Sein früher Tod verstärkte eher noch den Hype um seine Musik und machte ihn zur Legende. Eine ganze Reihe seiner in die Charts aufgestiegenen Singles wurden erst nach seinem Tod veröffentlicht. Sein großes Vorbild Roy Acuff soll einmal zu ihm gesagt haben: "Junge, Deine Stimme ist Millionen wert, aber Verstand hast Du nicht für 10 Cent!" Diese Millionen war auch noch sein Erbe wert, aber auch sein Musiktalent hat sich weiter vererbt. Sein Sohn Hank Williams Jr. wurde ein sehr bekannter Country-Musiker und auch dessen Kinder Hank Williams III und Holy Williams arbeiten als Musiker.
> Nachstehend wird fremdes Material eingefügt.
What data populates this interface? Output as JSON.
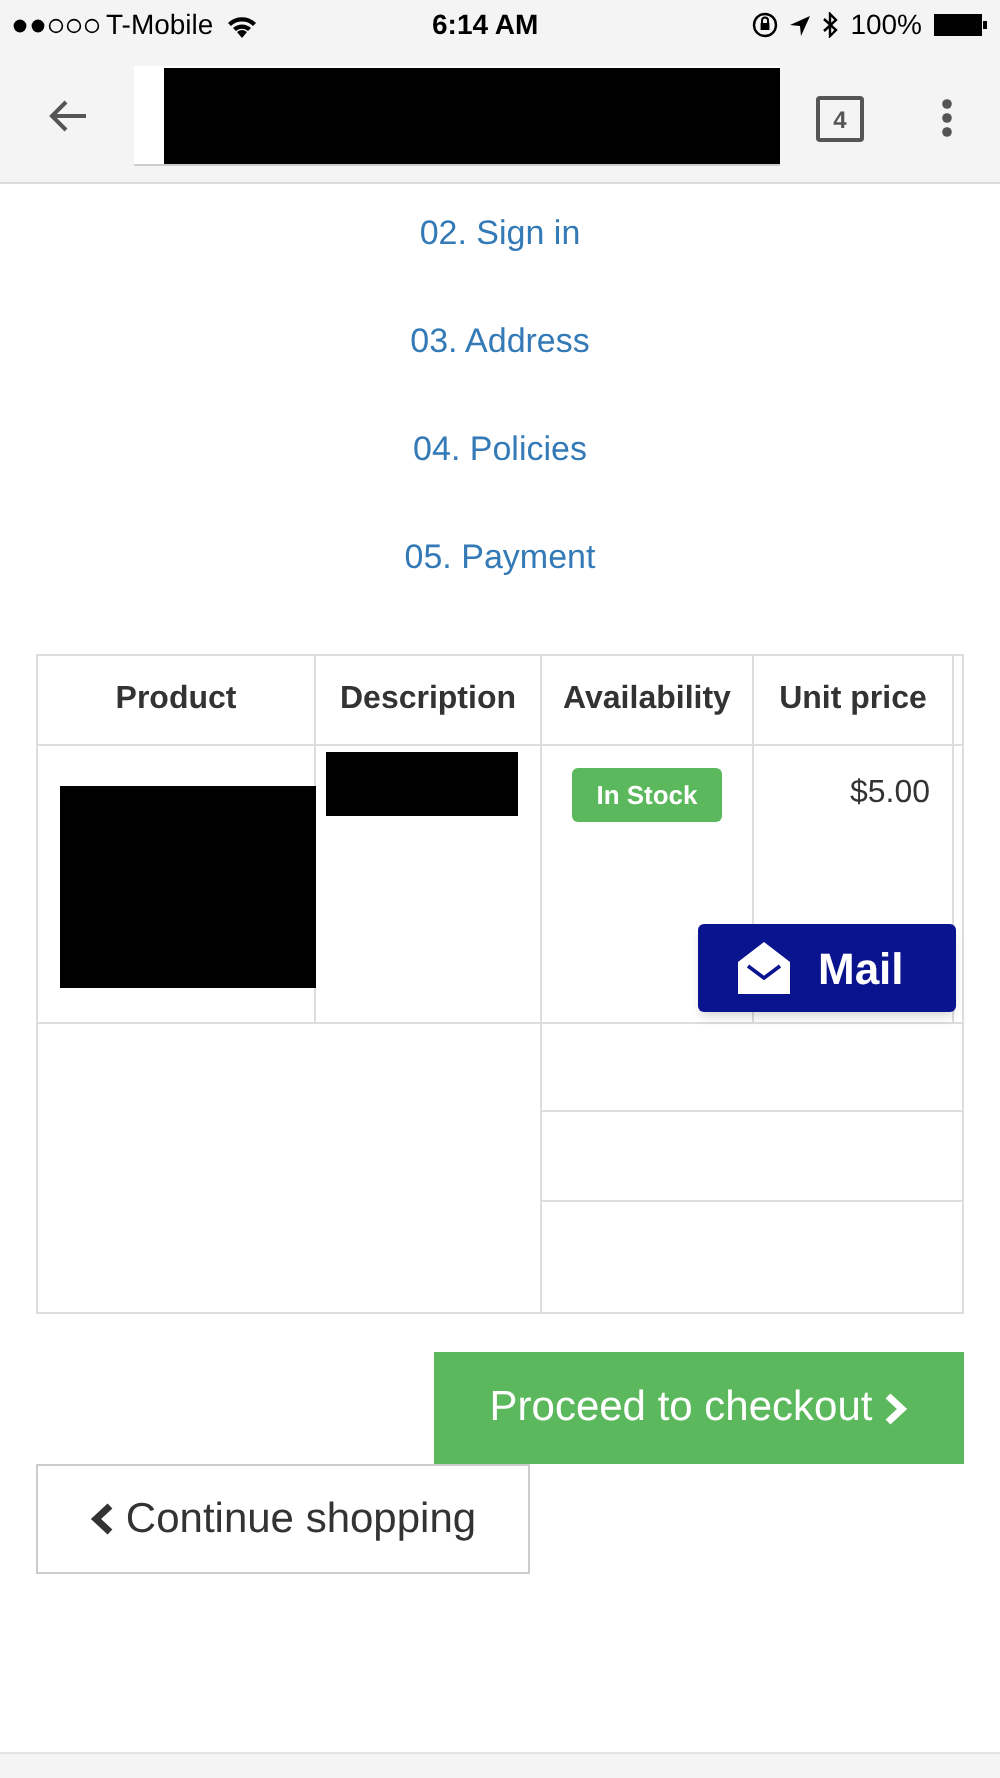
{
  "status_bar": {
    "carrier": "T-Mobile",
    "time": "6:14 AM",
    "battery": "100%"
  },
  "browser_bar": {
    "address_redacted": true,
    "tab_count": "4"
  },
  "steps": [
    {
      "label": "02. Sign in"
    },
    {
      "label": "03. Address"
    },
    {
      "label": "04. Policies"
    },
    {
      "label": "05. Payment"
    }
  ],
  "table": {
    "columns": [
      "Product",
      "Description",
      "Availability",
      "Unit price"
    ],
    "rows": [
      {
        "image_redacted": true,
        "description_redacted": true,
        "availability": "In Stock",
        "unit_price": "$5.00"
      }
    ]
  },
  "mail_button": {
    "label": "Mail"
  },
  "buttons": [
    {
      "kind": "primary",
      "label": "Proceed to checkout"
    },
    {
      "kind": "secondary",
      "label": "Continue shopping"
    }
  ]
}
Seine immer vorhandene innere Traurigkeit spiegelt der Song "I'm So Lonesome I Could Cry" wohl am besten wider. Als B-Seite seines Hits "My Bucket's Got A Hole In It" im November 1949 veröffentlicht, war dem Song kein Charterfolg beschieden, aber es wurde dennoch eines seiner bekanntesten Lieder. Für mich spiegelt darin die Seele dieses genialen Musikers, der Zeit seines Lebens trotz allen Erfolges ein tieftrauriger Mann war.